Enfin, c’est ce que j’ai cru y voir.
L’édifice renferme
les traces du massacre : morceaux retrouvés des bombes assassines, mise en
scène du moment où la mort s’abat subitement sur une population affairée dans
des tâches quotidiennes, témoignages écrits des survivants, photos poignantes
et terribles, reliques surprenantes, salle de la mémoire où sont inscrits tous
les noms des victimes sur les murs de marbre noir… En regardant tous ces noms
inscrits, je remarque que l’un d’entre eux est encadré en vert.
Je m’en inquiète
auprès de Fread, notre fidèle chauffeur-guide-ange gardien, qui m’explique
qu’il s’agit d’un homme que l’on croyait mort, mais qui en fait avait réussi à
fuir en Iran où il vécut de nombreuses années. Il n’est rentré que l’an dernier
à Halabja…
Dans une autre
salle attenante au musée, sont exposés des tas d’objets, de documents et de
photos. Une jeune femme kurde, avec de grands yeux en amande et l’air grave
nous y accueille, et nous commente, grâce à la traduction de Fread, chacune des
reliques ainsi exposées. Je vois, dans une boite en verre, une corde, avec, posée
au-dessus de la boite, la photo d’un homme. Il s’agit de la photo d’ « Ali
le chimique », m’explique fièrement la jeune kurde. Et la corde, c’est
celle qui a servi à sa pendaison.
Elle nous explique
ensuite qu’elle avait 8 ans lors de l’attaque chimique à Halabja, et que, elle
comme sa famille proche (ses parents et ses frères et sœurs) ont
miraculeusement échappé à la mort alors que les gens tombaient foudroyés dans
la rue tout autour d’eux. Ses parents sont « seulement » devenus
aveugles.
A la fin de
l’exposition, nous nous attardons sur une photo avec des enfants assis dans la
rue, l’air complètement hagard, à coté d’une camionnette emplie de gens qui venaient
de succomber brutalement. A la fin de la visite, la jeune femme kurde nous
présente un grand gaillard moustachu au regard doux, à qui nous serrons la main
en balbutiant notre « nice to meet you » habituel. C’est un des
petits garçons de la photo. Jo le regarde à nouveau, et lui serre
fraternellement le bras. De simples gestes. Les mots sont de trop.
Puis, nous
sommes repartis vers Sulaymaniyah. Un grand silence dans la voiture. Le paysage est
toujours aussi magnifique. Pas possible de parler. Nous quittons Halabja, un
autre de ces sites comme il y en a tant dans le monde, où des hommes, des
femmes et des enfants sont morts sans comprendre pourquoi.
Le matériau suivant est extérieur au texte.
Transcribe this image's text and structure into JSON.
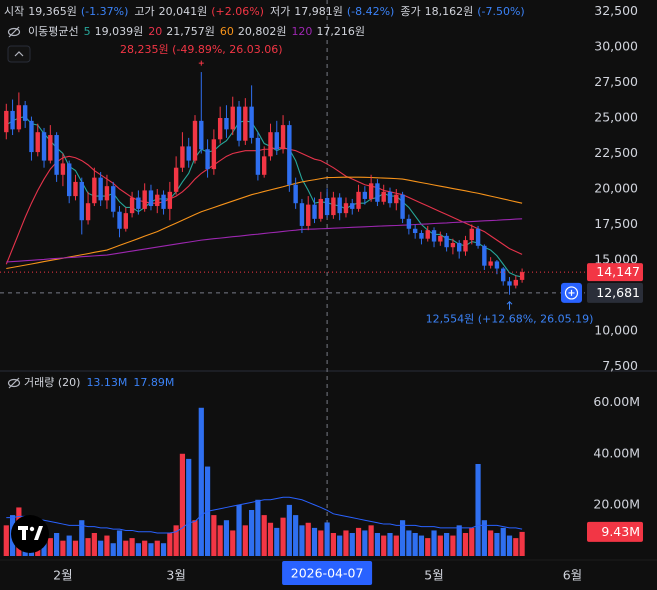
{
  "chart_data": {
    "type": "candlestick",
    "ohlc_legend": [
      {
        "label": "시작",
        "value": "19,365원",
        "change": "(-1.37%)",
        "color": "#3b82f6"
      },
      {
        "label": "고가",
        "value": "20,041원",
        "change": "(+2.06%)",
        "color": "#f23645"
      },
      {
        "label": "저가",
        "value": "17,981원",
        "change": "(-8.42%)",
        "color": "#3b82f6"
      },
      {
        "label": "종가",
        "value": "18,162원",
        "change": "(-7.50%)",
        "color": "#3b82f6"
      }
    ],
    "ma_title": "이동평균선",
    "up_color": "#f23645",
    "down_color": "#2f6ff0",
    "xlim": [
      -1,
      92
    ],
    "xticks": [
      {
        "value": 9,
        "label": "2월"
      },
      {
        "value": 27,
        "label": "3월"
      },
      {
        "value": 68,
        "label": "5월"
      },
      {
        "value": 90,
        "label": "6월"
      }
    ],
    "ylim": [
      7500,
      32500
    ],
    "yticks": [
      {
        "value": 7500,
        "label": "7,500"
      },
      {
        "value": 10000,
        "label": "10,000"
      },
      {
        "value": 15000,
        "label": "15,000"
      },
      {
        "value": 17500,
        "label": "17,500"
      },
      {
        "value": 20000,
        "label": "20,000"
      },
      {
        "value": 22500,
        "label": "22,500"
      },
      {
        "value": 25000,
        "label": "25,000"
      },
      {
        "value": 27500,
        "label": "27,500"
      },
      {
        "value": 30000,
        "label": "30,000"
      },
      {
        "value": 32500,
        "label": "32,500"
      }
    ],
    "y2lim": [
      0,
      72
    ],
    "y2ticks": [
      {
        "value": 20,
        "label": "20.00M"
      },
      {
        "value": 40,
        "label": "40.00M"
      },
      {
        "value": 60,
        "label": "60.00M"
      }
    ],
    "grid": false,
    "open": [
      24000,
      25500,
      24200,
      25900,
      24800,
      22600,
      24000,
      22000,
      23800,
      21000,
      21800,
      19500,
      20500,
      17800,
      19000,
      20800,
      19200,
      20200,
      18400,
      17200,
      18300,
      19400,
      18600,
      19900,
      18800,
      19600,
      18600,
      19800,
      21500,
      23000,
      22000,
      24800,
      22800,
      21400,
      23500,
      25000,
      24200,
      25800,
      23400,
      25800,
      23600,
      21000,
      22300,
      24000,
      22800,
      24500,
      20300,
      19000,
      17400,
      18900,
      17900,
      19365,
      18162,
      19400,
      18300,
      19000,
      18600,
      19800,
      19300,
      20400,
      19100,
      19800,
      19000,
      19600,
      17900,
      17200,
      16900,
      16500,
      17100,
      16300,
      16700,
      15900,
      16200,
      15600,
      16400,
      17200,
      16000,
      14600,
      14900,
      14400,
      13500,
      13200,
      13600
    ],
    "high": [
      26000,
      26300,
      26800,
      26200,
      25100,
      24600,
      24300,
      24500,
      24000,
      22500,
      22000,
      21000,
      20800,
      19800,
      21500,
      21200,
      21000,
      20500,
      18800,
      18700,
      19800,
      19900,
      20400,
      20300,
      20000,
      19900,
      20500,
      22300,
      24000,
      23600,
      25200,
      28235,
      23500,
      24200,
      25800,
      25900,
      26500,
      26200,
      26400,
      27300,
      24000,
      23000,
      24600,
      24800,
      25200,
      24800,
      20800,
      19300,
      19500,
      19400,
      19800,
      20041,
      19800,
      19700,
      19400,
      19300,
      20300,
      20200,
      21000,
      20700,
      20300,
      20100,
      20000,
      19800,
      18200,
      17500,
      17100,
      17400,
      17300,
      17000,
      16900,
      16500,
      16400,
      16700,
      17500,
      17400,
      16100,
      15200,
      15000,
      14500,
      13800,
      13900,
      14400
    ],
    "low": [
      23500,
      23800,
      24000,
      24300,
      22000,
      22300,
      21500,
      21800,
      20500,
      20200,
      19000,
      19200,
      16800,
      17500,
      18800,
      18800,
      18600,
      18000,
      16600,
      17000,
      18000,
      18200,
      18400,
      18500,
      18300,
      18200,
      17800,
      19600,
      21200,
      21500,
      21800,
      22500,
      20800,
      21000,
      23200,
      23600,
      23800,
      23000,
      23100,
      23200,
      20600,
      20800,
      22000,
      22400,
      22500,
      19800,
      18600,
      16900,
      17100,
      17600,
      17700,
      17981,
      17900,
      17800,
      18000,
      18200,
      18400,
      18900,
      19100,
      18800,
      18900,
      18700,
      18500,
      17600,
      16800,
      16500,
      16100,
      16300,
      15900,
      16000,
      15600,
      15400,
      15100,
      15300,
      16100,
      15800,
      14300,
      14400,
      14000,
      13200,
      12554,
      13000,
      13400
    ],
    "close": [
      25500,
      24200,
      25900,
      24800,
      22600,
      24000,
      22000,
      23800,
      21000,
      21800,
      19500,
      20500,
      17800,
      19000,
      20800,
      19200,
      20200,
      18400,
      17200,
      18300,
      19400,
      18600,
      19900,
      18800,
      19600,
      18600,
      19800,
      21500,
      23000,
      22000,
      24800,
      22800,
      21400,
      23500,
      25000,
      24200,
      25800,
      23400,
      25800,
      23600,
      21000,
      22300,
      24000,
      22800,
      24500,
      20300,
      19000,
      17400,
      18900,
      17900,
      19300,
      18162,
      19400,
      18300,
      19000,
      18600,
      19800,
      19300,
      20400,
      19100,
      19800,
      19000,
      19600,
      17900,
      17200,
      16900,
      16500,
      17100,
      16300,
      16700,
      15900,
      16200,
      15600,
      16400,
      17200,
      16000,
      14600,
      14900,
      14400,
      13500,
      13200,
      13600,
      14147
    ],
    "last_close_label": "14,147",
    "ma": [
      {
        "name": "5",
        "color": "#26a69a",
        "legend_label": "19,039원",
        "values": [
          24500,
          24800,
          25000,
          25100,
          24600,
          24500,
          23900,
          23400,
          22900,
          22500,
          21600,
          21300,
          20500,
          19700,
          19500,
          19500,
          19500,
          19700,
          19100,
          18700,
          18700,
          18400,
          18700,
          19100,
          19300,
          19300,
          19300,
          19800,
          20500,
          21100,
          22200,
          22800,
          22600,
          22700,
          23100,
          23400,
          24000,
          24700,
          24800,
          24700,
          24000,
          23200,
          23000,
          22700,
          22900,
          22800,
          22000,
          20700,
          19900,
          19000,
          19100,
          19039,
          18900,
          18800,
          18600,
          18900,
          19000,
          19000,
          19300,
          19400,
          19700,
          19500,
          19500,
          19100,
          18700,
          18100,
          17500,
          17100,
          16800,
          16800,
          16500,
          16400,
          16100,
          16000,
          16300,
          16200,
          15900,
          15700,
          15300,
          14700,
          14100,
          13900,
          13800
        ]
      },
      {
        "name": "20",
        "color": "#e5334b",
        "legend_label": "21,757원",
        "values": [
          14700,
          15800,
          16900,
          18000,
          19000,
          19900,
          20700,
          21400,
          21900,
          22200,
          22300,
          22200,
          22000,
          21700,
          21300,
          21000,
          20700,
          20400,
          20000,
          19700,
          19400,
          19200,
          19100,
          19000,
          19000,
          19100,
          19300,
          19500,
          19800,
          20200,
          20700,
          21100,
          21400,
          21700,
          22000,
          22300,
          22500,
          22600,
          22700,
          22700,
          22700,
          22800,
          22800,
          22900,
          22900,
          22800,
          22700,
          22500,
          22300,
          22100,
          22000,
          21757,
          21500,
          21200,
          20900,
          20700,
          20500,
          20300,
          20200,
          20100,
          19900,
          19800,
          19700,
          19600,
          19400,
          19200,
          19000,
          18800,
          18600,
          18400,
          18200,
          18000,
          17800,
          17600,
          17400,
          17200,
          17000,
          16700,
          16400,
          16100,
          15800,
          15600,
          15400
        ]
      },
      {
        "name": "60",
        "color": "#f7931a",
        "legend_label": "20,802원",
        "values": [
          14400,
          14480,
          14560,
          14640,
          14720,
          14800,
          14890,
          14970,
          15050,
          15130,
          15210,
          15290,
          15370,
          15450,
          15540,
          15620,
          15700,
          15860,
          16030,
          16190,
          16350,
          16510,
          16680,
          16840,
          17000,
          17200,
          17400,
          17600,
          17800,
          18000,
          18200,
          18400,
          18550,
          18700,
          18850,
          19000,
          19150,
          19300,
          19450,
          19600,
          19710,
          19830,
          19940,
          20050,
          20160,
          20280,
          20390,
          20500,
          20580,
          20650,
          20730,
          20802,
          20810,
          20820,
          20830,
          20830,
          20830,
          20820,
          20810,
          20790,
          20770,
          20750,
          20730,
          20700,
          20620,
          20530,
          20450,
          20370,
          20280,
          20200,
          20120,
          20030,
          19950,
          19870,
          19780,
          19700,
          19600,
          19500,
          19400,
          19300,
          19200,
          19100,
          19000
        ]
      },
      {
        "name": "120",
        "color": "#9c27b0",
        "legend_label": "17,216원",
        "values": [
          14860,
          14890,
          14920,
          14950,
          14980,
          15010,
          15040,
          15080,
          15110,
          15140,
          15170,
          15200,
          15230,
          15260,
          15290,
          15320,
          15350,
          15420,
          15490,
          15560,
          15630,
          15700,
          15770,
          15840,
          15910,
          15980,
          16050,
          16120,
          16190,
          16260,
          16330,
          16400,
          16450,
          16500,
          16540,
          16590,
          16640,
          16680,
          16730,
          16780,
          16820,
          16870,
          16920,
          16960,
          17010,
          17060,
          17100,
          17150,
          17170,
          17180,
          17200,
          17216,
          17240,
          17260,
          17280,
          17300,
          17320,
          17340,
          17360,
          17380,
          17400,
          17420,
          17430,
          17450,
          17470,
          17500,
          17520,
          17540,
          17570,
          17590,
          17610,
          17640,
          17660,
          17690,
          17710,
          17730,
          17760,
          17780,
          17800,
          17830,
          17850,
          17880,
          17900
        ]
      }
    ],
    "volume_title": "거래량 (20)",
    "volume_legend": [
      "13.13M",
      "17.89M"
    ],
    "volume_legend_color": "#3b82f6",
    "volume": [
      12,
      16,
      19,
      10,
      14,
      8,
      11,
      7,
      9,
      6,
      8,
      6,
      14,
      7,
      9,
      6,
      8,
      5,
      10,
      6,
      7,
      5,
      6,
      5,
      6,
      5,
      9,
      12,
      40,
      38,
      14,
      58,
      35,
      16,
      12,
      14,
      10,
      20,
      12,
      18,
      22,
      16,
      13,
      11,
      15,
      20,
      16,
      12,
      13,
      11,
      10,
      13.13,
      9,
      8,
      10,
      9,
      11,
      10,
      12,
      9,
      8,
      9,
      8,
      14,
      10,
      9,
      8,
      7,
      10,
      8,
      9,
      8,
      12,
      9,
      11,
      36,
      14,
      10,
      9,
      11,
      8,
      7,
      9.43
    ],
    "last_volume_label": "9.43M",
    "volume_ma": {
      "color": "#2962ff",
      "values": [
        15,
        15,
        15.5,
        15.5,
        15,
        14.5,
        14,
        13.5,
        13,
        12.5,
        12,
        12,
        12,
        11.5,
        11.5,
        11,
        11,
        10.5,
        10.5,
        10,
        10,
        9.5,
        9.5,
        9.5,
        9,
        9,
        9,
        9.5,
        11,
        13,
        13.5,
        16,
        17.5,
        18,
        18.5,
        19,
        19.5,
        20,
        20.5,
        21,
        21.5,
        22,
        22,
        22.5,
        23,
        23,
        22.5,
        22,
        21,
        20,
        19,
        17.89,
        16.5,
        16,
        15.5,
        15,
        14.5,
        14,
        13.5,
        13,
        12.5,
        12.5,
        12,
        12,
        12,
        12,
        11.5,
        11.5,
        11.5,
        11,
        11,
        11,
        11,
        11,
        11,
        12,
        12,
        12,
        12,
        11.5,
        11,
        11,
        10.5
      ]
    },
    "annotations": [
      {
        "text": "28,235원 (-49.89%, 26.03.06)",
        "x": 31,
        "y": 28235,
        "color": "#f23645",
        "side": "above"
      },
      {
        "text": "12,554원 (+12.68%, 26.05.19)",
        "x": 80,
        "y": 12554,
        "color": "#3b82f6",
        "side": "below"
      }
    ],
    "crosshair": {
      "x": 51,
      "x_label": "2026-04-07",
      "y": 12681,
      "y_label": "12,681"
    }
  }
}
Magnifique Florence! Tu m'as ému!
RépondreSupprimerJean-Yves
Merci Jean-Yves!
SupprimerBravo pour ce témoignage poignant.
RépondreSupprimerM.J.
Ton Blog est une merveille! Je ne te connais pas, mais j'adore ta façon d'écrire. J'espère que tu vas continuer à poster régulièrement.
RépondreSupprimerBonne chance!
Véronique
Merci Véronique! Oui, je compte bien nourrir mon blog...
SupprimerMerci...
RépondreSupprimerChris
Gracias a tí, Chris... ;-)
Supprimerwow, simplement émouvant
RépondreSupprimerfrédéric
Merci Frédéric...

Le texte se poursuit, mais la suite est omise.